US employment down for first time in 7 years

  • 07/10/2017
One bright spot was the better-than-expected rise in average wages.
One bright spot was the better-than-expected rise in average wages. Photo credit: Getty

Wall Street has opened lower after a report showed US employment fell in September for the first time in seven years as hurricanes Harvey and Irma left displaced workers temporarily unemployed and delayed hiring.

The Labor Department's closely watched employment report showed nonfarm payrolls decreased by 33,000 jobs last month, the latest indication that the storms undercut economic activity in the third quarter. Economists polled by Reuters had expected jobs to rise by 90,000.

One bright spot was the better-than-expected rise in average wages, up 0.5 percent, compared with estimates of a 0.3 percent increase.

"In any normal month, this print would have sent tremors across global markets, but September was no normal month," said Marcus Bullus, trading director at MB Capital.

"Traders were pricing in a weak print given the severe disruption caused by hurricanes Harvey and Irma, and even though it came in far worse than expected, the markets will go into the weekend feeling there is no reason to panic."
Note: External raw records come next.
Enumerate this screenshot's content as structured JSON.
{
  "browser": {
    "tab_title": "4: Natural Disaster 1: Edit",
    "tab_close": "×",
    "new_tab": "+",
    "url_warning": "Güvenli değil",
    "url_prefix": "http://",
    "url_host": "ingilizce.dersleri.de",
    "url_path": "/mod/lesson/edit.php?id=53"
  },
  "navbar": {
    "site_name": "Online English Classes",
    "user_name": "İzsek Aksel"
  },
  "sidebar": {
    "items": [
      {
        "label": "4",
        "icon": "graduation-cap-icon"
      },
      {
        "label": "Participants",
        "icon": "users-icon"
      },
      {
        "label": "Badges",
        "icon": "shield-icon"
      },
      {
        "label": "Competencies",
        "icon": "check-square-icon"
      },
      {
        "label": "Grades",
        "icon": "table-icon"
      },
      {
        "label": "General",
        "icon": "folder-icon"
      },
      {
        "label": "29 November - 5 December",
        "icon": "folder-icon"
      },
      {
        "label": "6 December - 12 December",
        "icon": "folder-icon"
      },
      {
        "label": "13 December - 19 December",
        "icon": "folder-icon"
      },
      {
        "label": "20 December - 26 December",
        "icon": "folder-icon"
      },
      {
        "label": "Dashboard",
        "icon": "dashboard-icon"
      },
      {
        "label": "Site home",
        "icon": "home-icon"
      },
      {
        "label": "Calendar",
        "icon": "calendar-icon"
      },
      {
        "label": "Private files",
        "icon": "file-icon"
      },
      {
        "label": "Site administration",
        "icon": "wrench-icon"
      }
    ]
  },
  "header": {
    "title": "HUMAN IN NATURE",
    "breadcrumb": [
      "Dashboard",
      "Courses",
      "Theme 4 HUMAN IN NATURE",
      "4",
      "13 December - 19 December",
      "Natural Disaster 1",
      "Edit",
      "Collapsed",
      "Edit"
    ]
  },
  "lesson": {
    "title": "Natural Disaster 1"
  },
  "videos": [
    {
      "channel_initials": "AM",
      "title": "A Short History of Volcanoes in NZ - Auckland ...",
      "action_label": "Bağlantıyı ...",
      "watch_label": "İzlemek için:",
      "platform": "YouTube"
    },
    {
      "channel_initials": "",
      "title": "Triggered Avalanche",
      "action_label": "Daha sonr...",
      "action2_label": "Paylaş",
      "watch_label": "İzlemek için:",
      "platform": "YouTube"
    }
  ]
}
At 9.34am local time, the Dow Jones Industrial Average was down 27.86 points, or 0.12 percent, at 22,747.53, the S&P 500 was down 4.6 points, or 0.18 percent, at 2,547.47. The Nasdaq Composite was down 13.79 points, or 0.21 percent, at 6,571.57.
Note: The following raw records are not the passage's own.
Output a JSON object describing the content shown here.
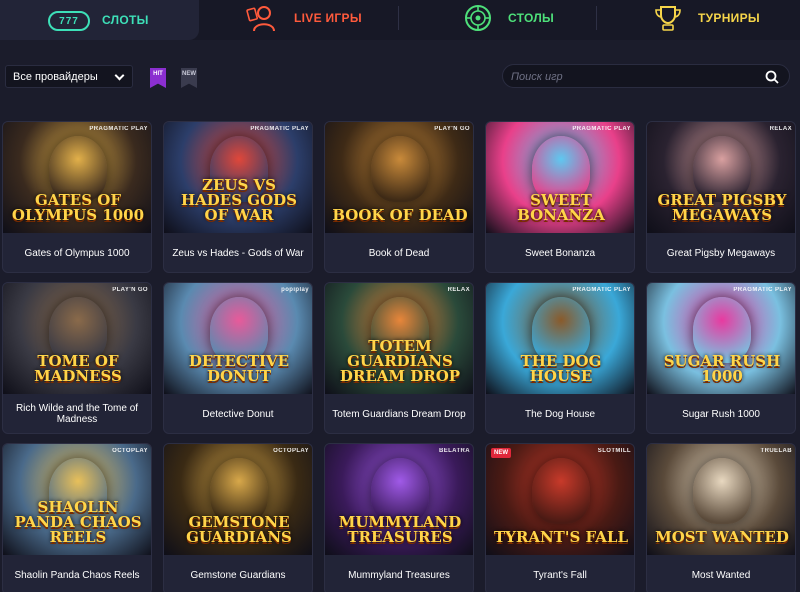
{
  "tabs": [
    {
      "label": "СЛОТЫ",
      "active": true,
      "color": "#3de0b8",
      "icon": "slot-machine-icon"
    },
    {
      "label": "LIVE ИГРЫ",
      "active": false,
      "color": "#ff5a3c",
      "icon": "dealer-icon"
    },
    {
      "label": "СТОЛЫ",
      "active": false,
      "color": "#4ee07a",
      "icon": "roulette-icon"
    },
    {
      "label": "ТУРНИРЫ",
      "active": false,
      "color": "#f6d54a",
      "icon": "trophy-icon"
    }
  ],
  "slots_icon_text": "777",
  "filters": {
    "provider_value": "Все провайдеры",
    "hit_label": "HIT",
    "new_label": "NEW",
    "search_placeholder": "Поиск игр"
  },
  "games": [
    {
      "name": "Gates of Olympus 1000",
      "logo": "Gates of Olympus 1000",
      "provider": "PRAGMATIC PLAY",
      "bg": "#3a2a1e",
      "accent": "#e2b04a"
    },
    {
      "name": "Zeus vs Hades - Gods of War",
      "logo": "Zeus vs Hades Gods of War",
      "provider": "PRAGMATIC PLAY",
      "bg": "#2c3e6a",
      "accent": "#e0473a"
    },
    {
      "name": "Book of Dead",
      "logo": "Book of Dead",
      "provider": "PLAY'N GO",
      "bg": "#3e2a16",
      "accent": "#c98a3a"
    },
    {
      "name": "Sweet Bonanza",
      "logo": "Sweet Bonanza",
      "provider": "PRAGMATIC PLAY",
      "bg": "#e9408a",
      "accent": "#5ec8f0"
    },
    {
      "name": "Great Pigsby Megaways",
      "logo": "Great Pigsby Megaways",
      "provider": "RELAX",
      "bg": "#2a2230",
      "accent": "#d9a0a0"
    },
    {
      "name": "Rich Wilde and the Tome of Madness",
      "logo": "Tome of Madness",
      "provider": "PLAY'N GO",
      "bg": "#3a3a44",
      "accent": "#8a6a4a"
    },
    {
      "name": "Detective Donut",
      "logo": "Detective Donut",
      "provider": "popiplay",
      "bg": "#5a8ab0",
      "accent": "#e85a9a"
    },
    {
      "name": "Totem Guardians Dream Drop",
      "logo": "Totem Guardians Dream Drop",
      "provider": "RELAX",
      "bg": "#2a4a3a",
      "accent": "#e8863a"
    },
    {
      "name": "The Dog House",
      "logo": "The Dog House",
      "provider": "PRAGMATIC PLAY",
      "bg": "#3aa8d8",
      "accent": "#8a5a2a"
    },
    {
      "name": "Sugar Rush 1000",
      "logo": "Sugar Rush 1000",
      "provider": "PRAGMATIC PLAY",
      "bg": "#7ac0e0",
      "accent": "#e83aa0"
    },
    {
      "name": "Shaolin Panda Chaos Reels",
      "logo": "Shaolin Panda Chaos Reels",
      "provider": "OCTOPLAY",
      "bg": "#4a6a8a",
      "accent": "#e8c05a"
    },
    {
      "name": "Gemstone Guardians",
      "logo": "Gemstone Guardians",
      "provider": "OCTOPLAY",
      "bg": "#3a2a14",
      "accent": "#d8a84a"
    },
    {
      "name": "Mummyland Treasures",
      "logo": "Mummyland Treasures",
      "provider": "BELATRA",
      "bg": "#3a1a5a",
      "accent": "#a05ae8"
    },
    {
      "name": "Tyrant's Fall",
      "logo": "Tyrant's Fall",
      "provider": "SLOTMILL",
      "badge": "NEW",
      "bg": "#4a1a14",
      "accent": "#c83a2a"
    },
    {
      "name": "Most Wanted",
      "logo": "Most Wanted",
      "provider": "TRUELAB",
      "bg": "#5a4a3a",
      "accent": "#e8d8c0"
    }
  ]
}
The decline could snap this week's record-setting run for the indexes. The S&P 500 had marked its sixth straight record closing high on Thursday, in large part due to gains in the technology index.

However, on Friday the sector fell 0.3 percent and dragged down the broader index.

Financials, which rose 0.2 percent, was the only gainer among the 11 S&P sectors.

Costco dropped 5.1 percent to $158.50 after the warehouse club retailer reported a fall in gross margins as a result of an intense price war among grocers. The stock weighed the most on the S&P 500 index.

Synchronoss Technologies jumped nearly 28 percent to US$13.66 after the software-maker said it would restart buyout talks with top shareholder Siris Capital Partners.

Drug store chain Walgreens Boots Alliance was down nearly 2 percent following a Morgan Stanley downgrade and price target cut.

Declining issues outnumbered advancers on the NYSE by 1,849 to 661. On the Nasdaq, 1,411 issues fell and 842 advanced.